Besides, point set topology is the only way to go.
Dan
|
1098.15 | | HPSTEK::XIA | In my beginning is my end. | Mon Nov 26 1990 20:22 | 12 |
| re .14,
Yea, I know Dan. It called for connected, but believe me, most people
say "connected" when they actually mean "path connected" especially
when dealing with R^n or manifolds like that. :-)
How about you write an expository essay on homological groups and I
then do the Mayer-Vietoris sequence part?
Why is point set topology the only way to go?
Eugene
|
1098.16 | I say "path connected" when I mean "path connected". | GUESS::DERAMO | Dan D'Eramo | Mon Nov 26 1990 22:14 | 7 |
| re .15,
>> Why is point set topology the only way to go?
I like sets.
Dan
|
1098.17 | | HARLEY::DAVE | | Tue Nov 27 1990 13:44 | 9 |
|
My fiancee successfully defended her doctoral thesis yesterday!

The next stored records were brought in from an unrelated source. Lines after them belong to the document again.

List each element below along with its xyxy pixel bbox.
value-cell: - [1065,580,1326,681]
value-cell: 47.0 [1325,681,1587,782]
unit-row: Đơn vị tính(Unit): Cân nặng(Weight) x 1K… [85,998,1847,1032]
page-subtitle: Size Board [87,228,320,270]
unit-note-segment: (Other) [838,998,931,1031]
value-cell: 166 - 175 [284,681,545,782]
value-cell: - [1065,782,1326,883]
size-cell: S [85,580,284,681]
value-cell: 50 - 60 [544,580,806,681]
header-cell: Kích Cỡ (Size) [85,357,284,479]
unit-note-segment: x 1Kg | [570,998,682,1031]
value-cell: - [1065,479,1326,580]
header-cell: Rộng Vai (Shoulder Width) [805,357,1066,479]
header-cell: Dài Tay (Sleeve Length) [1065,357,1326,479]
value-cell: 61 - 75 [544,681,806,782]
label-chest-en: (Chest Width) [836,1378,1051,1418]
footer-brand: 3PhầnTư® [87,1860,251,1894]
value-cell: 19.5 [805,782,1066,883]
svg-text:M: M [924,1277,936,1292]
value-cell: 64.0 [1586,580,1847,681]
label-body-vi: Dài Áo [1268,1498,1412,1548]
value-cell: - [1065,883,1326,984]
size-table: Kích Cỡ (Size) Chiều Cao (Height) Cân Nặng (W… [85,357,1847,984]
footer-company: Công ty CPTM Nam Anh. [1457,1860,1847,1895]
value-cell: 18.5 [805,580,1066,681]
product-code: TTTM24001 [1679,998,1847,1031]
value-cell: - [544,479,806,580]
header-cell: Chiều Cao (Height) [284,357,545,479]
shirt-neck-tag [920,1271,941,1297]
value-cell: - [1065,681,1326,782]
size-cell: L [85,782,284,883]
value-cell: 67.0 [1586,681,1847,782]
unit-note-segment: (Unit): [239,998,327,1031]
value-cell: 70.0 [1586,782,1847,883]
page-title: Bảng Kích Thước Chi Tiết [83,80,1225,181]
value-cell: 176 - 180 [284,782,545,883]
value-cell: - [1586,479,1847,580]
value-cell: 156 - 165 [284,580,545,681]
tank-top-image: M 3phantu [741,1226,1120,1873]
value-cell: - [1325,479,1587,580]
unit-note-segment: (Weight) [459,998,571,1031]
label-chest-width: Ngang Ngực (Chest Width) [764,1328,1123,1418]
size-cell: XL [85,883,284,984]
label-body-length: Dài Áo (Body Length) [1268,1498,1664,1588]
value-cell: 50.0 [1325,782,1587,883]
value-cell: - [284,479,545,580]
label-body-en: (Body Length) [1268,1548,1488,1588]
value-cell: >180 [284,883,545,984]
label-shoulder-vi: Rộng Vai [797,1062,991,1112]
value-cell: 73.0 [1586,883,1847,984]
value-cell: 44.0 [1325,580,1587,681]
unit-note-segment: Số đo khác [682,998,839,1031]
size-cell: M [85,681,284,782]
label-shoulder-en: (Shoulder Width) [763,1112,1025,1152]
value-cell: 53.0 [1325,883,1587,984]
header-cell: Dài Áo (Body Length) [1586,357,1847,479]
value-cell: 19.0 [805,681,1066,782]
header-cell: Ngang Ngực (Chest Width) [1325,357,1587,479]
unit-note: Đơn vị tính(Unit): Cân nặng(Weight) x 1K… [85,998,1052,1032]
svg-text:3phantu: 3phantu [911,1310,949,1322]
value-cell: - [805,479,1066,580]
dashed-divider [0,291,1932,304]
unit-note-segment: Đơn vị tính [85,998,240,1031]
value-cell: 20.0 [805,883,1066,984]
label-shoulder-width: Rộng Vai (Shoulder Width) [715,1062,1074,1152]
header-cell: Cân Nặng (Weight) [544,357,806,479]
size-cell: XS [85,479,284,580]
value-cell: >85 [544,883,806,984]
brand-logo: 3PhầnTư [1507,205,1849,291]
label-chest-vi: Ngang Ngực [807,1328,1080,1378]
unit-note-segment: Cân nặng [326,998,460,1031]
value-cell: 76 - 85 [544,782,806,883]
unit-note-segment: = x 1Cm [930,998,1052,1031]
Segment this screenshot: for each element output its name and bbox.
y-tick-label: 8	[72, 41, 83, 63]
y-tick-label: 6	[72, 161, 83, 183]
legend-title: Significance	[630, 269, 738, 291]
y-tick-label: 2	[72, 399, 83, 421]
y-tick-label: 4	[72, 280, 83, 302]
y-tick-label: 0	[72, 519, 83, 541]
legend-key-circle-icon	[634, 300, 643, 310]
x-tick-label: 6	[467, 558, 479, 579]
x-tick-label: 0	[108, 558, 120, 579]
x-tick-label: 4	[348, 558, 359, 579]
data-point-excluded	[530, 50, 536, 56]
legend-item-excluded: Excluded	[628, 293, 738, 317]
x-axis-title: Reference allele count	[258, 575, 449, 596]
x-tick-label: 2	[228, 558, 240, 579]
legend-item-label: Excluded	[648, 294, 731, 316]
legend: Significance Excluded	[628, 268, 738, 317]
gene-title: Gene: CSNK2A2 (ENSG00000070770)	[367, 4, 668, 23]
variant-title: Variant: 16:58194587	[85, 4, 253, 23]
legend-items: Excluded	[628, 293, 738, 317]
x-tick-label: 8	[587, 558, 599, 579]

Topic was something to do with semi metrizable spaces...
Thank goodness it is finaly over...
Dave
|
1098.18 | Always glad to hear good news from fellow mathematicians | HPSTEK::XIA | In my beginning is my end. | Wed Nov 28 1990 15:57 | 6 |
| re .17
Please extend my congratulations. By the way, where did she get her
degree?
Eugene
|
1098.19 | | HARLEY::DAVE | | Fri Nov 30 1990 10:13 | 10 |
|
Laurie did her work at the university of new hampshire.
undergrade at mount holyoke
She seems to be much more relaxed lately, i wonder why....
dave
|